Эссе «Пирр и Цинеас» было закончено в июле и принято Галлимаром. Через месяц-другой должна была появиться «Гостья». И я полагала, что с романом «Кровь других» я осуществила прогресс. Я была довольна собой. Мой второй роман не мог быть опубликован до Освобождения, но я не торопилась. Важно было то, что придет день, когда снова откроется будущее: теперь мы в этом больше не сомневались и даже думали, что нам не придется ждать этого слишком долго. Все счастье, от которого я хотела было отказаться, расцветало вновь; мне даже казалось, что оно никогда не было таким сияющим.

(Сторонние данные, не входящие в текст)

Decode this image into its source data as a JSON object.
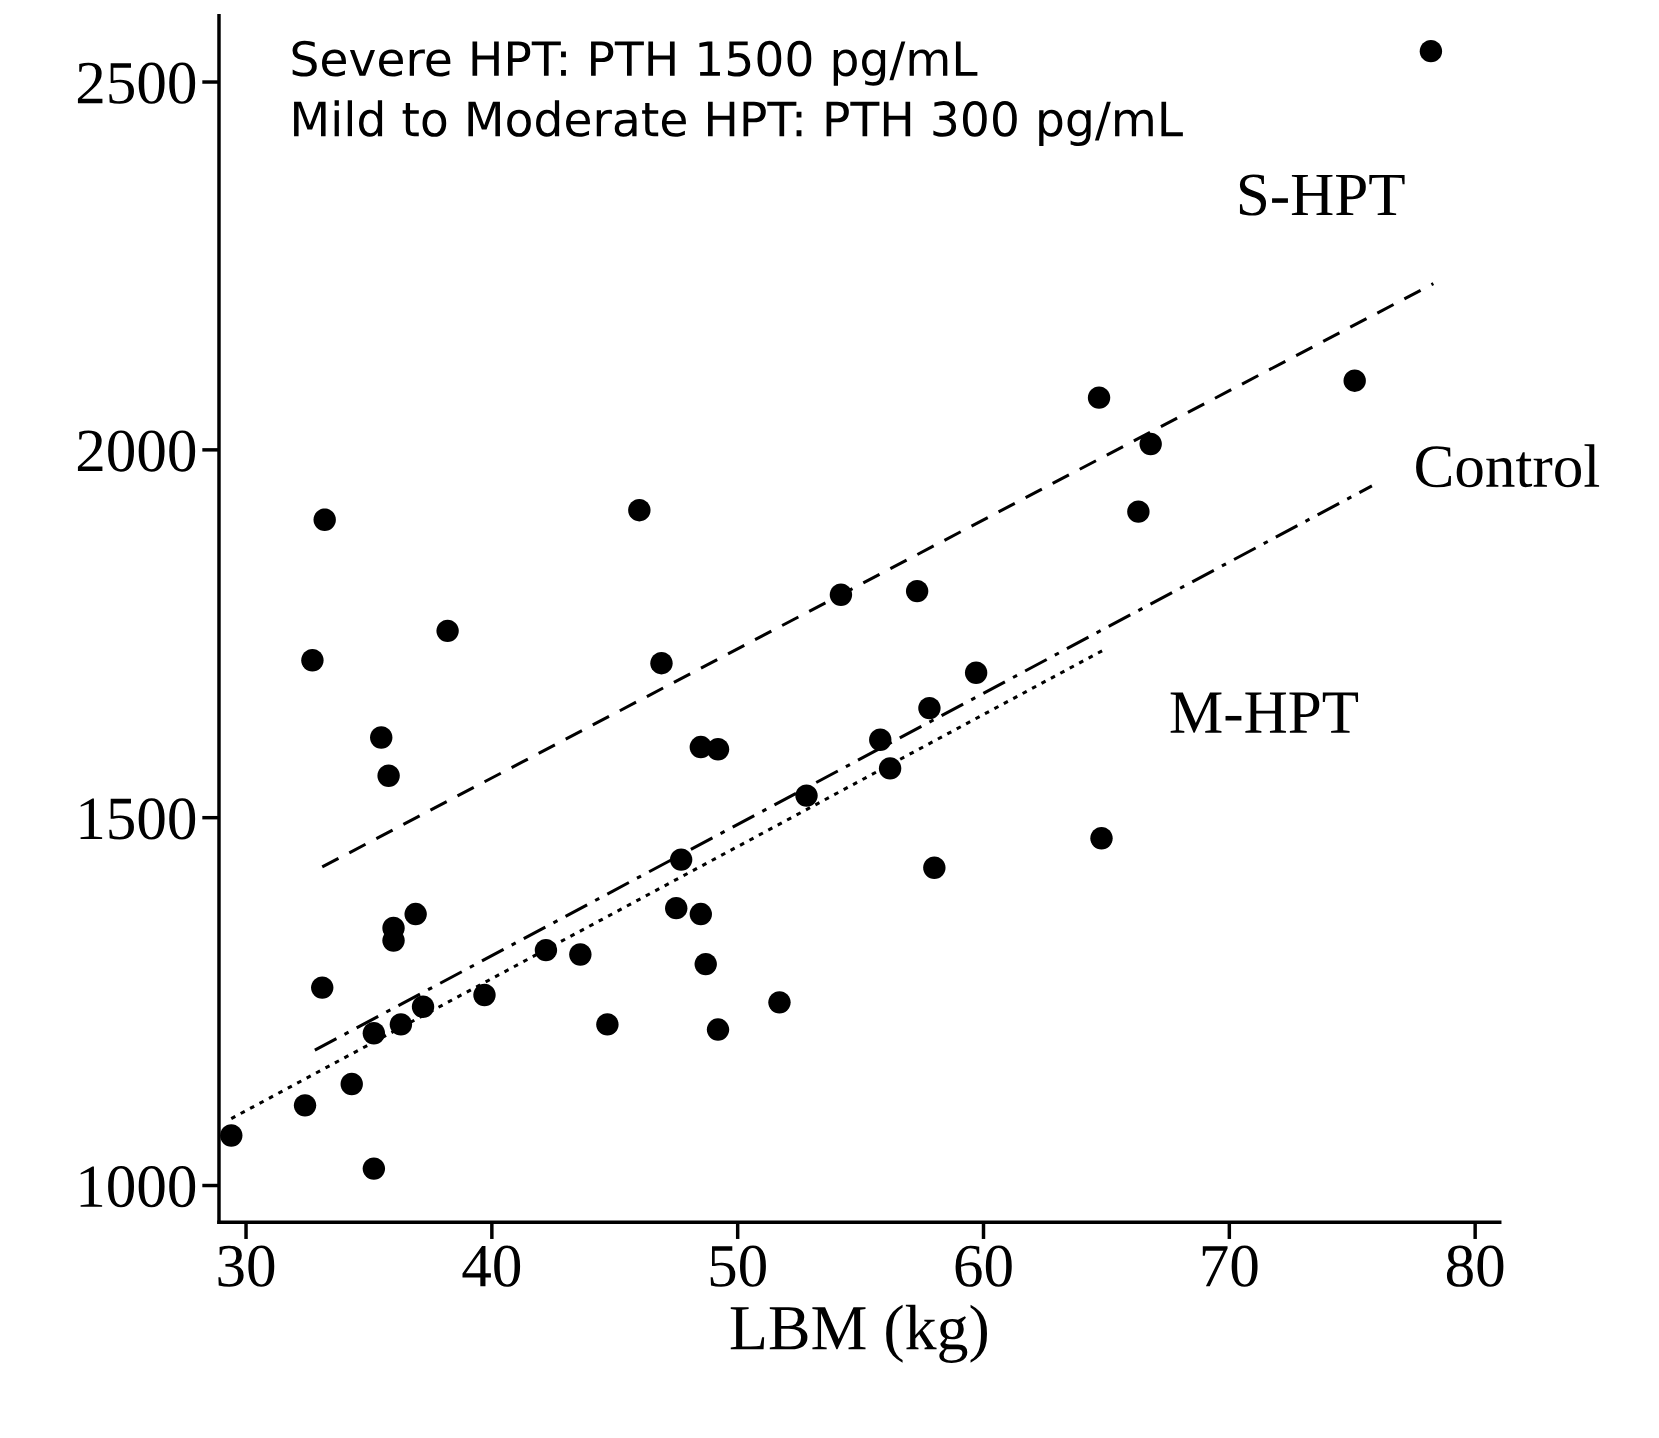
{
  "chart_data": {
    "type": "scatter",
    "xlabel": "LBM (kg)",
    "annotations": [
      "Severe HPT: PTH 1500 pg/mL",
      "Mild to Moderate HPT: PTH 300 pg/mL"
    ],
    "xlim": [
      28.9,
      81
    ],
    "ylim": [
      950,
      2590
    ],
    "xticks": [
      30,
      40,
      50,
      60,
      70,
      80
    ],
    "yticks": [
      1000,
      1500,
      2000,
      2500
    ],
    "grid": false,
    "legend": false,
    "series": [
      {
        "color": "#000000",
        "marker": "circle",
        "x": [
          29.4,
          32.4,
          33.2,
          32.7,
          33.1,
          34.3,
          35.2,
          35.2,
          35.5,
          35.8,
          36.0,
          36.0,
          36.3,
          36.9,
          37.2,
          38.2,
          39.7,
          42.2,
          43.6,
          44.7,
          46.0,
          46.9,
          47.7,
          47.5,
          48.5,
          48.5,
          49.2,
          48.7,
          49.2,
          51.7,
          52.8,
          54.2,
          55.8,
          56.2,
          57.3,
          57.8,
          58.0,
          59.7,
          64.7,
          64.8,
          66.3,
          66.8,
          75.1,
          78.2
        ],
        "values": [
          1068,
          1109,
          1905,
          1714,
          1269,
          1138,
          1023,
          1207,
          1609,
          1557,
          1350,
          1333,
          1219,
          1369,
          1243,
          1754,
          1259,
          1320,
          1314,
          1219,
          1918,
          1710,
          1443,
          1377,
          1369,
          1596,
          1593,
          1301,
          1212,
          1249,
          1530,
          1803,
          1606,
          1567,
          1808,
          1649,
          1432,
          1697,
          2071,
          1472,
          1916,
          2008,
          2094,
          2542
        ]
      },
      {
        "type": "line",
        "name": "S-HPT",
        "color": "#000000",
        "line_style": "dashed",
        "marker": "none",
        "x": [
          33.1,
          78.3
        ],
        "values": [
          1433,
          2226
        ]
      },
      {
        "type": "line",
        "name": "Control",
        "color": "#000000",
        "line_style": "dashdot",
        "marker": "none",
        "x": [
          32.8,
          75.8
        ],
        "values": [
          1184,
          1951
        ]
      },
      {
        "type": "line",
        "name": "M-HPT",
        "color": "#000000",
        "line_style": "dotted",
        "marker": "none",
        "x": [
          29.4,
          65.0
        ],
        "values": [
          1091,
          1730
        ]
      }
    ]
  }
}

Вступительный конкурс в Севре проходил в июне, и я оказалась свободной уже в начале месяца. Во время этих каникул мне вновь захотелось прогуляться, но на сей раз мы выбрали один из довольно хорошо снабжавшихся районов Франции: Центр. Я назначила Сартру встречу на 16 июля и села на поезд до Роанна: демаркационной линии более не существовало. Я купила билет и заранее заняла свое место, иначе был риск остаться на перроне; люди путешествовали, стоя на ступеньках, иные набивались в туалеты; на станциях рыдали женщины, им не удавалось сесть в поезд. Случилось так, что мои попутчики долго обсуждали «Тошноту», сравнивая ее с «Посторонним»; затем у них возник спор относительно «Мух», о котором я и поведала Сартру в письме: «Один человек нашел странным, что пьеса не имела большого успеха, а от Алкье ему известно, что у Вас были неприятности, поскольку Валери она не понравилась (?). Сам же он не считает, что она лишена интереса». В этом же письме я отмечала: «Роанн кажется очень бедным, таким же бедным, как Париж, хотя на завтрак я пила кофе с молоком. И за 25 франков я съела редис, огромное блюдо шпината, довольно хорошего, насколько хорошим может быть шпинат, картофельные биточки и два скверных абрикоса. У меня всего было в избытке, поскольку блюда подавали на двоих, а мой сосед ничего не ел. Здесь лучше, чем в Париже. Однако и в лучших отелях предлагают только шпинат и свеклу».